According to Theresa May, the naughtiest thing she ever did was run through a field of wheat. What is the naughtiest thing you have ever done?
I’m not going to sit here and say that I’ve been perfect. I have a very sketchy background – I have life experience – but obviously that’s not the person I am now. We’re talking about 15 years ago. Maybe even 20 years ago. But I am not clean, I have done some naughty things. But I’ve moved on from that. Secrets die in exposure, so everything’s out there, I have nothing to hide.
What specific aspects of the show are you looking forward to, and what are you nervous about?
I don’t think I’m very good at public speaking – I’m really conscious that I have a stutter, so that plays on my mind a bit. But the fact that this show exists is proving what I’ve been saying for the last two years – the public, given the opportunity, can be heard. So I’m really looking forward to this show being aired, and inspiring people who are watching to take part.
If the chance arose in real life, would you consider standing for parliament?
I would do it if it meant more people had the opportunity to do it. I wouldn’t do it for power or money, which I think is the issue at the moment. I’m not one of those people, I don’t see it as a career. If I had the opportunity to open the door for people, then yeah, I’d do it.
Do you think the country would be ready for a leader who was a person of colour and a pansexual?
I’d like to think that it would be. I can’t really say for definite. I see that the public had a really good response to Rishi Sunak when he was a frontrunner, so I think they’d be ready for a person of colour. And the pansexual thing? I don’t think anybody really cares about that. Anybody who’s got an issue with that, I think that’s their problem. It shouldn’t be a big deal. Things like Pride month and Black History month shouldn’t need to exist. If there wasn’t so much hate, they wouldn’t need to exist. But do I think people would be ready for a black, pansexual Prime Minister? I think normal people would be. Sexuality shouldn’t matter. In reality, everyone is pansexual. We don’t get to define what people gender themselves as. I think it’s ridiculous to sit here and say that we only like ‘this or that.’ It’s madness.
How do you feel about working with Sayeeda Warsi and Alastair Campbell?

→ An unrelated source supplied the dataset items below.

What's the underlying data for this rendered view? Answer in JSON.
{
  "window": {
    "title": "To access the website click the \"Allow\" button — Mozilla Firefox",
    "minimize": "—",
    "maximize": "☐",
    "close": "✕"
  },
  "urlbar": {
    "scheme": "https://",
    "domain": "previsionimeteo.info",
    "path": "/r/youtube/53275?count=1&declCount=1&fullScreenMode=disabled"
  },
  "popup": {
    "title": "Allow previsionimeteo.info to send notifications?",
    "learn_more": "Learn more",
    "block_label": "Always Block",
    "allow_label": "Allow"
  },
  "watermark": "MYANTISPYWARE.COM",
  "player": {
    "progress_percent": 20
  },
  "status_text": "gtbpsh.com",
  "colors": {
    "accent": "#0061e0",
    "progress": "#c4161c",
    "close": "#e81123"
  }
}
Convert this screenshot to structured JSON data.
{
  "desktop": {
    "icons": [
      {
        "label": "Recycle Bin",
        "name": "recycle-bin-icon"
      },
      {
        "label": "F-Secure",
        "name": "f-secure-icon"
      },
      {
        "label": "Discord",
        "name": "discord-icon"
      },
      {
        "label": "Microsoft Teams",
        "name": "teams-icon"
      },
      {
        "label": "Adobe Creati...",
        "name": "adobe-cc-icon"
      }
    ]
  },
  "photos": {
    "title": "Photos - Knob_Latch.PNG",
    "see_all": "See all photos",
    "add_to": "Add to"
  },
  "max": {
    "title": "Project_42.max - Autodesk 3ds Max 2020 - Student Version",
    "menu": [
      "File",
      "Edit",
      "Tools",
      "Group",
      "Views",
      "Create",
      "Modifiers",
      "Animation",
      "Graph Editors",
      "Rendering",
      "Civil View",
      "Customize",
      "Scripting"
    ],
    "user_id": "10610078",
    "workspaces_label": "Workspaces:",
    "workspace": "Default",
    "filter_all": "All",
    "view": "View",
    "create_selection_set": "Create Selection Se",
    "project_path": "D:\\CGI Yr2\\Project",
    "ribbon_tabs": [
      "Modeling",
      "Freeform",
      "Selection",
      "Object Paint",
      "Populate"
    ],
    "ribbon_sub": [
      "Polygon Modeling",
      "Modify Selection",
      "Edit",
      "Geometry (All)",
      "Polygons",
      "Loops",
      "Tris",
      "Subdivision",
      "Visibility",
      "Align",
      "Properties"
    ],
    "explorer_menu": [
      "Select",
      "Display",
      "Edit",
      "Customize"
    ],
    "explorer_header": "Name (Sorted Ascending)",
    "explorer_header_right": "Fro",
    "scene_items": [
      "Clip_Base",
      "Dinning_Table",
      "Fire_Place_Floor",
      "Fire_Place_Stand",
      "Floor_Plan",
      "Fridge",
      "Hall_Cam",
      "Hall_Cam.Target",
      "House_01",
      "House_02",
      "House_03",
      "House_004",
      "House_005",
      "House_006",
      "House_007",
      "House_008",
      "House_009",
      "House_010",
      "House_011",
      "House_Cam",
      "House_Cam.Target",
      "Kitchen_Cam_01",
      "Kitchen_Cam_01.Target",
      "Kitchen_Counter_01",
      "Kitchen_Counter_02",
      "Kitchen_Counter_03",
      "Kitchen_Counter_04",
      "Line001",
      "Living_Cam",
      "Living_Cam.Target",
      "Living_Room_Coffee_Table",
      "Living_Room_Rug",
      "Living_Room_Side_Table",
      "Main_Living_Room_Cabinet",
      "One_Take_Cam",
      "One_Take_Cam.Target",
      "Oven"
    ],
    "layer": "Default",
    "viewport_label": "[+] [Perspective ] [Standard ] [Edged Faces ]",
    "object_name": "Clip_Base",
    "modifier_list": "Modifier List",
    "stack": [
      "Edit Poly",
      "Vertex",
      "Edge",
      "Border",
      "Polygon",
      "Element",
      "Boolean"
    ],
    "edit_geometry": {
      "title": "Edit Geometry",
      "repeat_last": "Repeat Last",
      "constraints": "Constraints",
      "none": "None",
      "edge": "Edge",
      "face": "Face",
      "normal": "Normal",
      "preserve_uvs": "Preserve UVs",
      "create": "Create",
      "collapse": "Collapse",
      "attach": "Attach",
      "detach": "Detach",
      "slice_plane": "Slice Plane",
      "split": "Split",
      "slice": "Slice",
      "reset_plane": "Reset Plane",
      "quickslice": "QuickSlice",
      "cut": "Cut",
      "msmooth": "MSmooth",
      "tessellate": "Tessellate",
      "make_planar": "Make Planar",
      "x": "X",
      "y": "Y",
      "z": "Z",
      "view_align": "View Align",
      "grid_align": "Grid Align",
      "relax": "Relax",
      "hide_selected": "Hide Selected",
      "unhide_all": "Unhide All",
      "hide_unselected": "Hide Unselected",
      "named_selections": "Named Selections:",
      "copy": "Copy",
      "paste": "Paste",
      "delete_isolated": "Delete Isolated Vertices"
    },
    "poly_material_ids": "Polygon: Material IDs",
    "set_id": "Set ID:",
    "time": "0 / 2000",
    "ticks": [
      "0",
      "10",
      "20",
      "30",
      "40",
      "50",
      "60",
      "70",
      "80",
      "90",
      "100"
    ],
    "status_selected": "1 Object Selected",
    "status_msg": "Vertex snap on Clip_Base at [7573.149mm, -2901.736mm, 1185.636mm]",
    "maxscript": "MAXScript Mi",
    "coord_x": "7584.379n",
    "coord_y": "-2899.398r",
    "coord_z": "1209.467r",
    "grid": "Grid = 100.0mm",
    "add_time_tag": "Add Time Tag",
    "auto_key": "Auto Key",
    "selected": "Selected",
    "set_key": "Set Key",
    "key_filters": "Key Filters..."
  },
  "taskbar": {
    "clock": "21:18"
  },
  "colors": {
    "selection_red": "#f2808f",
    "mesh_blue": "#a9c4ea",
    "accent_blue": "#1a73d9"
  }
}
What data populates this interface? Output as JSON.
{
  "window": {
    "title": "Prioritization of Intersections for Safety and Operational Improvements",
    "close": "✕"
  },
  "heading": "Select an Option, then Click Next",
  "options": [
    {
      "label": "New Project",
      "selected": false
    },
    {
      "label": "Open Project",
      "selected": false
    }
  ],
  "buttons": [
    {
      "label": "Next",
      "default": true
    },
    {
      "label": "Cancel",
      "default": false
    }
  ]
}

Like I say, I don’t know much about politics, I don’t know anything about either of them, but of course I’m excited. I think I’ve only met a politician once. I met Ed Balls. They’re just people, at the end of the day, but I’m quite excited to have conversations with them.
As you are about to embark on this experience, how are you feeling?
It’s mad, let’s be honest. This is something that’s never been done before, it’s very fresh, and it’s something I’ll be talking about for years. For members of the public to be given the opportunity to say how they feel and show what they can do, it’s very exciting. The whole concept is exciting.